8. Is het college het met D66, SP en LU van mening, dat er gezien de uitspraak van de voorzieningenrechter, eerst een politieke discussie nodig is over de vraag of Utrecht überhaupt de mogelijkheid wil bieden aan bedrijven en particulieren in Utrecht om van helikopters gebruik te gaan maken? Zo ja, wanneer wilt u doen? Zo nee, waarom niet?
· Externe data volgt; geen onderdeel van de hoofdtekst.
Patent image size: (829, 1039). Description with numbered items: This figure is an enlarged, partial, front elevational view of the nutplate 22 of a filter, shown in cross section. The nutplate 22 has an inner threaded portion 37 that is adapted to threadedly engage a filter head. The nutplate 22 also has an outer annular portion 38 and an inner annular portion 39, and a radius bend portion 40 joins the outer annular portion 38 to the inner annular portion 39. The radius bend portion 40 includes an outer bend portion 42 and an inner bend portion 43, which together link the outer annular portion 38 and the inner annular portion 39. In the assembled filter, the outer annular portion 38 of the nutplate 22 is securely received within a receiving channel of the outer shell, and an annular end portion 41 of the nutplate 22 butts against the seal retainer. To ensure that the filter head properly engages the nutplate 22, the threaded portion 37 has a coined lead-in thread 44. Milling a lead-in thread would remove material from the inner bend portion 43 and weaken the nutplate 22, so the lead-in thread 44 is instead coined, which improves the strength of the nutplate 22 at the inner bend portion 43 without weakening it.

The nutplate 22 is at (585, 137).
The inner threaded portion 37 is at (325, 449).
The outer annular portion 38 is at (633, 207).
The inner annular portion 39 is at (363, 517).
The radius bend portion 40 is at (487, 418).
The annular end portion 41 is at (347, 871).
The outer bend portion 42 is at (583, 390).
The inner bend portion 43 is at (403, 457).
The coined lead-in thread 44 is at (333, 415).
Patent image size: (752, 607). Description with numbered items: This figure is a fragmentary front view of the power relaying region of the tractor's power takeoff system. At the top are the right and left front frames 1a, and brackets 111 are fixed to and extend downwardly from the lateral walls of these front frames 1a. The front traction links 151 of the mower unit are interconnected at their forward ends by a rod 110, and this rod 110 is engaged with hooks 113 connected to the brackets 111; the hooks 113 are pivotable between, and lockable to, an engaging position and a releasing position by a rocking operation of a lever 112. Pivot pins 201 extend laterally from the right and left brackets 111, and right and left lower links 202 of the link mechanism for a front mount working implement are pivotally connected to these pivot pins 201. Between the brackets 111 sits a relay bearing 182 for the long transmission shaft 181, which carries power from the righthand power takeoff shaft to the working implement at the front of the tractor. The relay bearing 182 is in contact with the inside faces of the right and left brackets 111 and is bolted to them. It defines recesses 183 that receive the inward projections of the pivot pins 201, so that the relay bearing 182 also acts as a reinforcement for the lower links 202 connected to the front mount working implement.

9. De nieuwe Wet Ruimtelijke Ordening is op 1 juli jl. ingegaan. Het is niet de bedoeling van het college en de gemeenteraad om projectbesluiten te nemen. Het huidige bestemmingsplan geeft de maximale bouwhoogte aan. Voor een nieuwe aanvraag voor hoger bouwplan zou dan een nieuw bestemmingsplan nodig zijn. Bent u dat eventueel, afhankelijk van de discussie in de commissie, voornemens? Is het mogelijk om met de nieuwe WRO bestemmingen zoals heliplatforms niet toe te staan?